Background: Investigations of maternal psychosocial stress and child asthma have produced mixed findings, which may reflect inconsistent consideration of modifying factors.

Objective: To examine associations between maternal lifetime stress and child asthma, and to assess effect modification by maternal pre-pregnancy body mass index and race/ethnicity in a prenatal cohort of mother-child dyads.

Methods: Maternal lifetime stress was assessed using the Life Stressor Checklist-Revised, administered during pregnancy and child asthma was ascertained by parent-report in study follow-up visits. In the overall group and stratified by race/ethnicity, we used multivariable logistic regression and varying coefficient modeling to investigate the association between maternal stress and child asthma, assessing for effect modification by pre-pregnancy body mass index.

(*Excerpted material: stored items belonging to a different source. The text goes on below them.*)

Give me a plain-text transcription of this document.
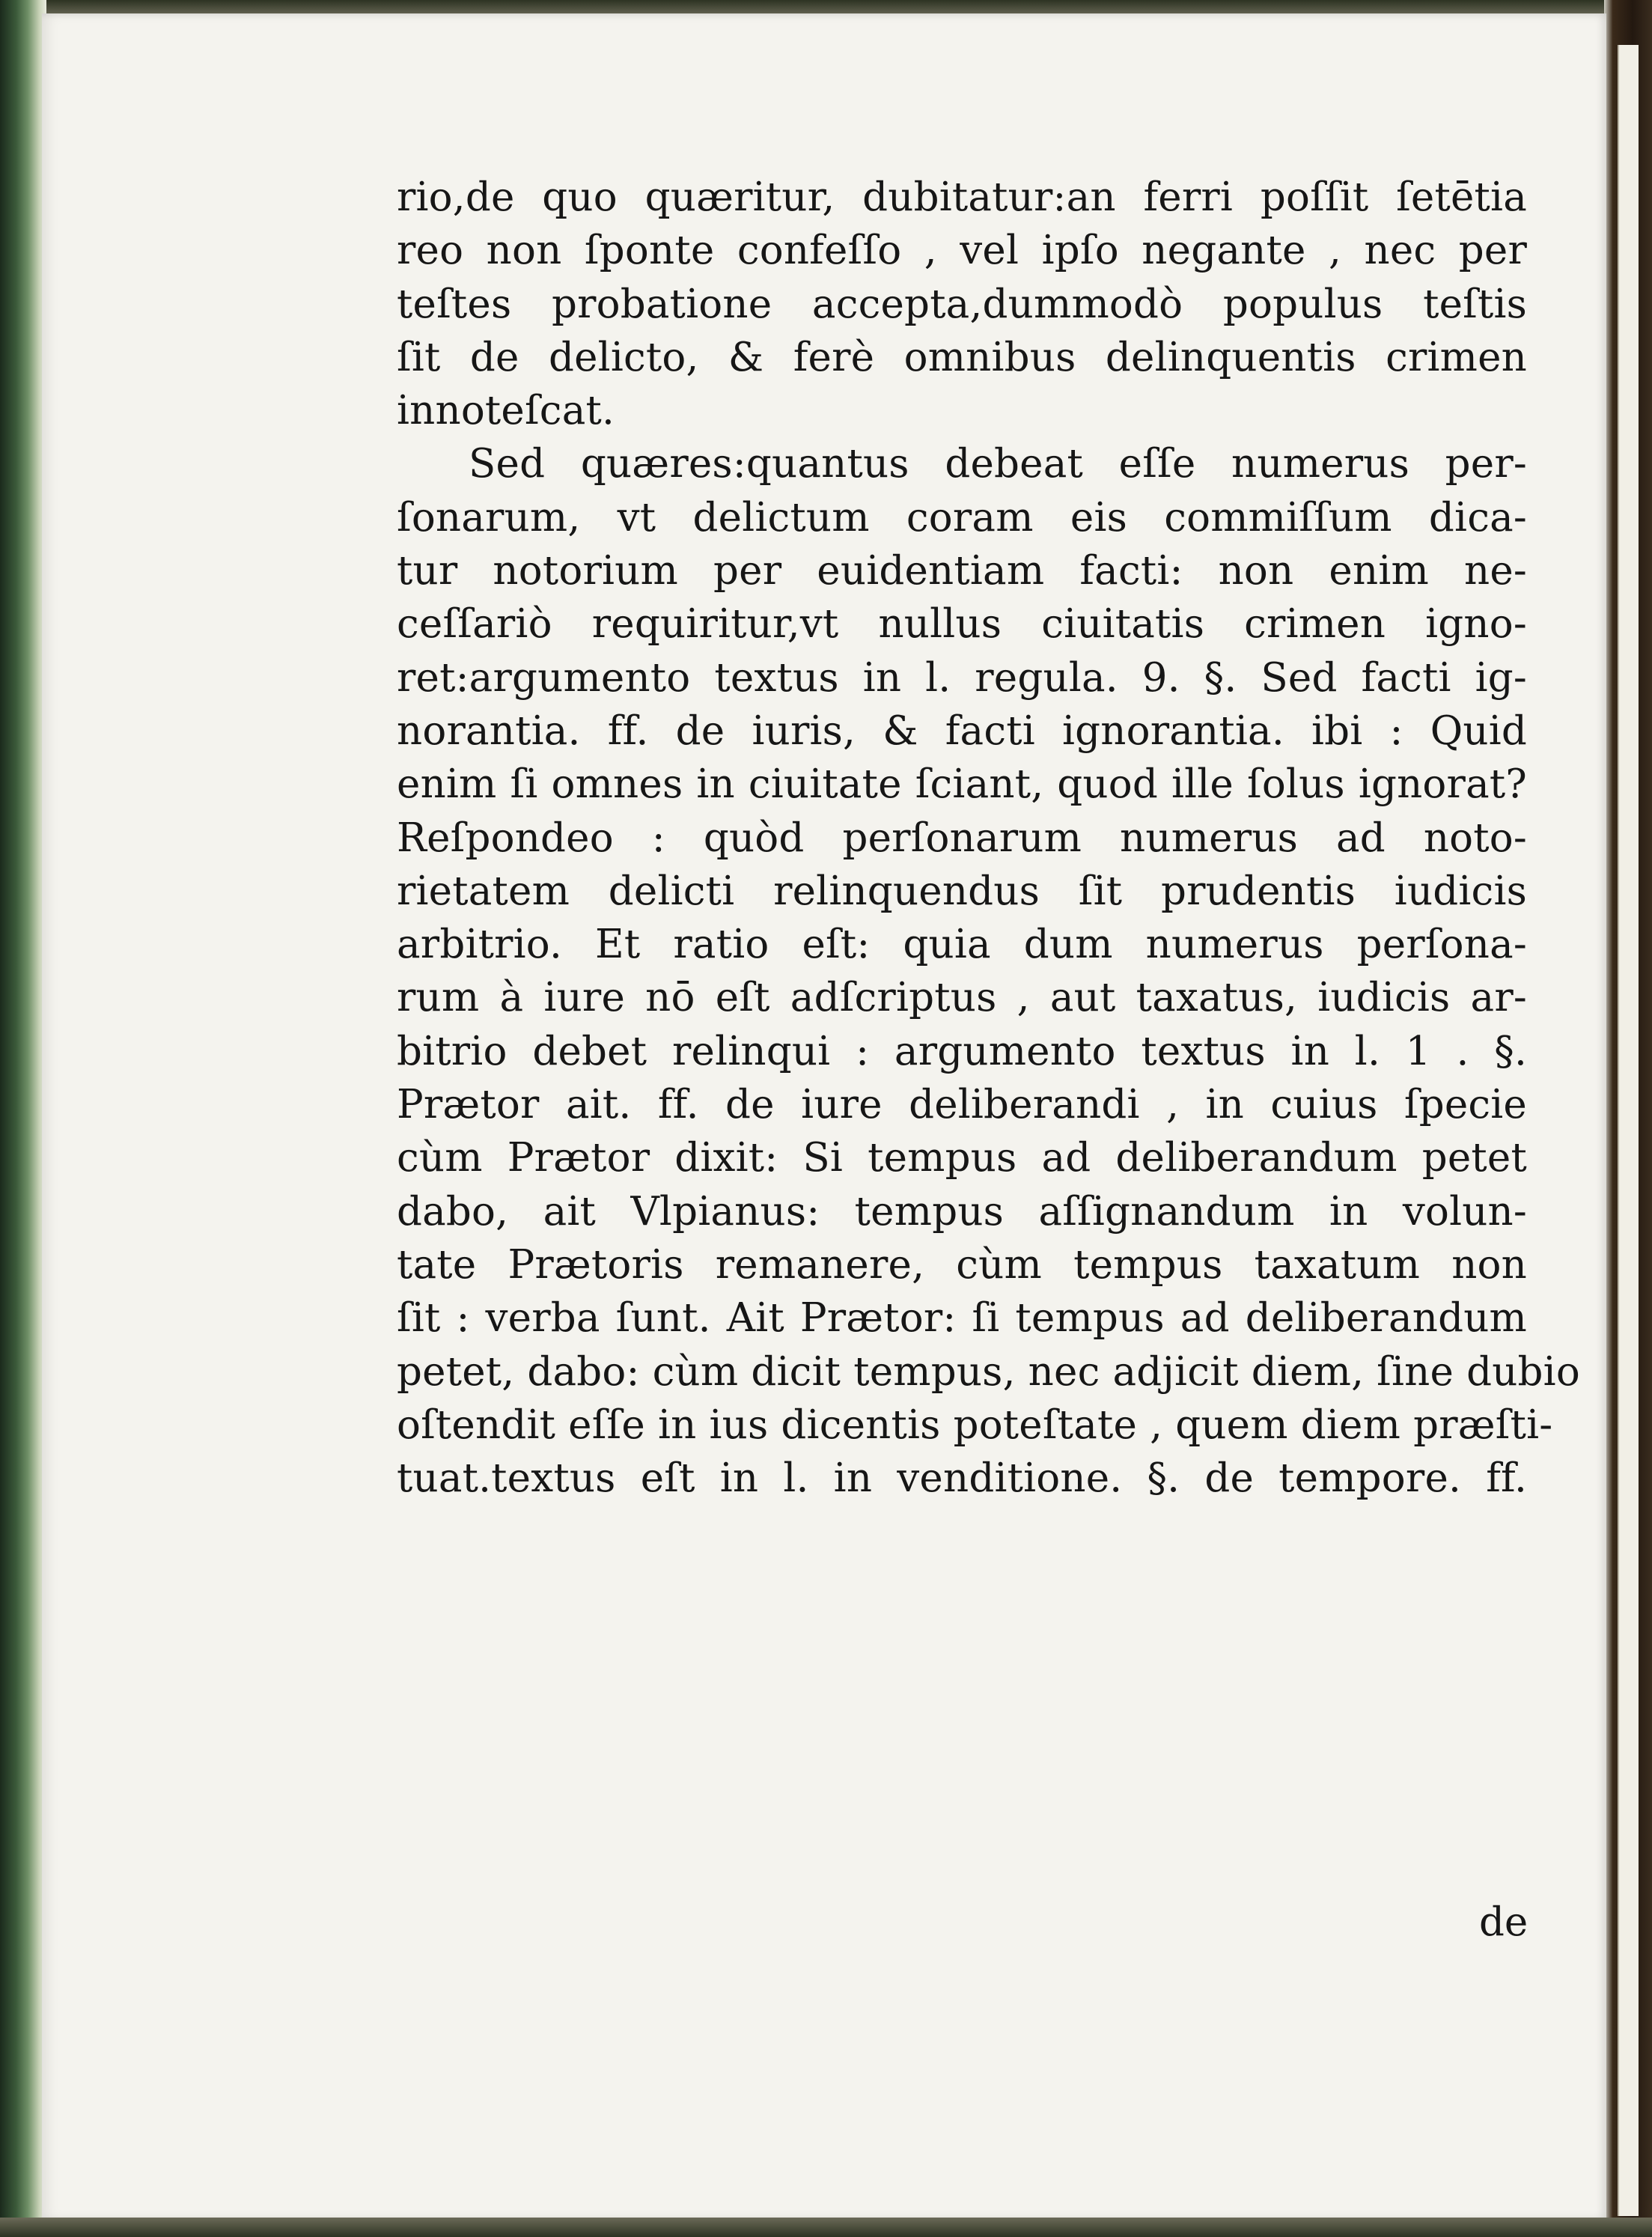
rio,de quo quæritur, dubitatur:an ferri poſſit ſetētia
reo non ſponte confeſſo , vel ipſo negante , nec per
teſtes probatione accepta,dummodò populus teſtis
ſit de delicto, & ferè omnibus delinquentis crimen
innoteſcat.
Sed quæres:quantus debeat eſſe numerus per-
ſonarum, vt delictum coram eis commiſſum dica-
tur notorium per euidentiam facti: non enim ne-
ceſſariò requiritur,vt nullus ciuitatis crimen igno-
ret:argumento textus in l. regula. 9. §. Sed facti ig-
norantia. ff. de iuris, & facti ignorantia. ibi : Quid
enim ſi omnes in ciuitate ſciant, quod ille ſolus ignorat?
Reſpondeo : quòd perſonarum numerus ad noto-
rietatem delicti relinquendus ſit prudentis iudicis
arbitrio. Et ratio eſt: quia dum numerus perſona-
rum à iure nō eſt adſcriptus , aut taxatus, iudicis ar-
bitrio debet relinqui : argumento textus in l. 1 . §.
Prætor ait. ff. de iure deliberandi , in cuius ſpecie
cùm Prætor dixit: Si tempus ad deliberandum petet
dabo, ait Vlpianus: tempus aſſignandum in volun-
tate Prætoris remanere, cùm tempus taxatum non
ſit : verba ſunt. Ait Prætor: ſi tempus ad deliberandum
petet, dabo: cùm dicit tempus, nec adjicit diem, ſine dubio
oſtendit eſſe in ius dicentis poteſtate , quem diem præſti-
tuat.textus eſt in l. in venditione. §. de tempore. ff.
de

Results: Women were predominately Black (Black/Hispanic-Black 44.5%) or non-Black Hispanic (37.6%), with elevated pre-pregnancy body mass index (25.1% overweight, 29.8% obese); 17% of children had asthma. Higher maternal stress was associated with increased relative odds of child asthma only in dyads with women in the obese (≥30 kilograms/meters squared) category (odds ratio 1.84, 95% confidence interval 1.27-2.67). Varying coefficient models demonstrated stronger positive associations between increased maternal lifetime stress and child asthma in women with higher pre-pregnancy body mass index; the strongest association was observed in the Black group.

Conclusion: Maternal pre-pregnancy body mass index modified the association between maternal lifetime stress and child asthma. These findings underscore the need to consider complex interactions to fully elucidate intergenerational stress effects on early childhood asthma.